O’Shea recently sparked some debate on the topic by proposing a series of ordinances that he insists could alleviate some of the pressure from the backs of tapped-out taxpayers. Among his ideas is a plan that would hike the real estate transfer tax on property values in excess of $1 million, which by some estimates would have generated as much as $28 million for the city over a two-year period beginning in 2017, all of which would be earmarked for the city’s municipal pension fund as part of O’Shea’s plan.
O’Shea has also introduced legislation that mandates that any monies generated through a 3-percent excise tax on the legal sale of marijuana also be earmarked for municipal pension funds. With the city burdened by a total budget deficit of more than $700 million, O’Shea has long argued that Chicago should do everything it can to generate enough revenue to balance its books.

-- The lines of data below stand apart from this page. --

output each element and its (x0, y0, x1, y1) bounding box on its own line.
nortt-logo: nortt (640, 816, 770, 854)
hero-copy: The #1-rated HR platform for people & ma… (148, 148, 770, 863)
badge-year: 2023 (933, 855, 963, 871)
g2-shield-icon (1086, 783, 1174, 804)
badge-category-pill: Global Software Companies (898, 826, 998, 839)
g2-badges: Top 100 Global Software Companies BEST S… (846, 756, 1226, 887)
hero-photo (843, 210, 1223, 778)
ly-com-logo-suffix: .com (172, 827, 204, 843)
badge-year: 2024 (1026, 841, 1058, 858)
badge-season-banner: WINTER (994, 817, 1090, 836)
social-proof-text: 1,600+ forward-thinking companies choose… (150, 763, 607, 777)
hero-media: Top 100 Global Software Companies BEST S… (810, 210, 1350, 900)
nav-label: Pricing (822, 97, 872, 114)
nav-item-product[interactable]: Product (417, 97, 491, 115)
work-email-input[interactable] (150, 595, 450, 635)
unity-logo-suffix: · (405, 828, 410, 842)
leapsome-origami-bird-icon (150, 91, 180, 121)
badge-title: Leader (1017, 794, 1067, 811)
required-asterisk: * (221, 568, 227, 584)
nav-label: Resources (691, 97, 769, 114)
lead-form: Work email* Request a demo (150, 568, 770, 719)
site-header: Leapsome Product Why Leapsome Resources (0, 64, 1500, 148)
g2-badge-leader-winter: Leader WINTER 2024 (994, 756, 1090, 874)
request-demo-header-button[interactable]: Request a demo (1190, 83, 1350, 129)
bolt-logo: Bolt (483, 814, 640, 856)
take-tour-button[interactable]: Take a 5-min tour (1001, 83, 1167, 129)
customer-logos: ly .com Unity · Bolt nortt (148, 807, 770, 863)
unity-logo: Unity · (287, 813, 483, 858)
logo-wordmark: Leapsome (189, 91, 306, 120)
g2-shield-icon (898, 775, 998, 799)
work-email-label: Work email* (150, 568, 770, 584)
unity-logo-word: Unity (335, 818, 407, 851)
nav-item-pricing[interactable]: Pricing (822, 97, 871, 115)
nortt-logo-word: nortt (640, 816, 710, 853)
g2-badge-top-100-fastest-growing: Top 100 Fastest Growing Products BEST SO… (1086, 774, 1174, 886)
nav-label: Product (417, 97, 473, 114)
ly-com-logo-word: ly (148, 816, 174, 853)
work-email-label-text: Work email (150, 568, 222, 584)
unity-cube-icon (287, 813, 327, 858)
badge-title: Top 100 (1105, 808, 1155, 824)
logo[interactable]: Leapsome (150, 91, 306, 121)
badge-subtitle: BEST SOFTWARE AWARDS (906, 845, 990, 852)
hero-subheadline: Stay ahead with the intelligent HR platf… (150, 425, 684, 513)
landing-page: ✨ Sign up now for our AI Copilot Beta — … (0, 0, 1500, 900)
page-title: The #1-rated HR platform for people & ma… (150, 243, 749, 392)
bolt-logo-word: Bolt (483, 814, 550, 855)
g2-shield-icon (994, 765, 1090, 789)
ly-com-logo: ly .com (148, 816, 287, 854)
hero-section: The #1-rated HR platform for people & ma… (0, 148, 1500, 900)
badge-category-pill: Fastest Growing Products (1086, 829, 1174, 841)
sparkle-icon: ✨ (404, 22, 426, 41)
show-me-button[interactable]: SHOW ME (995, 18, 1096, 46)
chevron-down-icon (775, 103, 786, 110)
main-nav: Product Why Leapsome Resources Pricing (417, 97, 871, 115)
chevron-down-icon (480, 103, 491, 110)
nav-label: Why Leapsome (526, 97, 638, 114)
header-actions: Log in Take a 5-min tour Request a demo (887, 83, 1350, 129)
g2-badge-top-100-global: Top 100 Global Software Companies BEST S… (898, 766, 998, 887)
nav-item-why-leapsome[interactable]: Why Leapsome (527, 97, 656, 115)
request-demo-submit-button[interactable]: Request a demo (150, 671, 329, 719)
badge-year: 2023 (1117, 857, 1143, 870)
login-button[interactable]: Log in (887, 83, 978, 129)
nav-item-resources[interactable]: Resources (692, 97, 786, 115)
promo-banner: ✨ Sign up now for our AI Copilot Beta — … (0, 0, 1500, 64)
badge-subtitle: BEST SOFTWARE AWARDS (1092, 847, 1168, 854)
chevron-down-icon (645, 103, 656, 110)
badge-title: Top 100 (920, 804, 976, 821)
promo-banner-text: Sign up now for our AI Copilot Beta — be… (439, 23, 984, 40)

"The alderman has long been a proponent of things like extending sales taxes to luxury services, things like law firms and country club memberships,” the spokesperson said. “His goal always is to shift as much of the tax burden away from the middle class as he can.”
O’Shea said the cannabis excise tax idea he is proposing can easily be enacted by city lawmakers, while the real estate tax is a matter that would have to go on the ballot, ultimately leaving it up to voters to decide.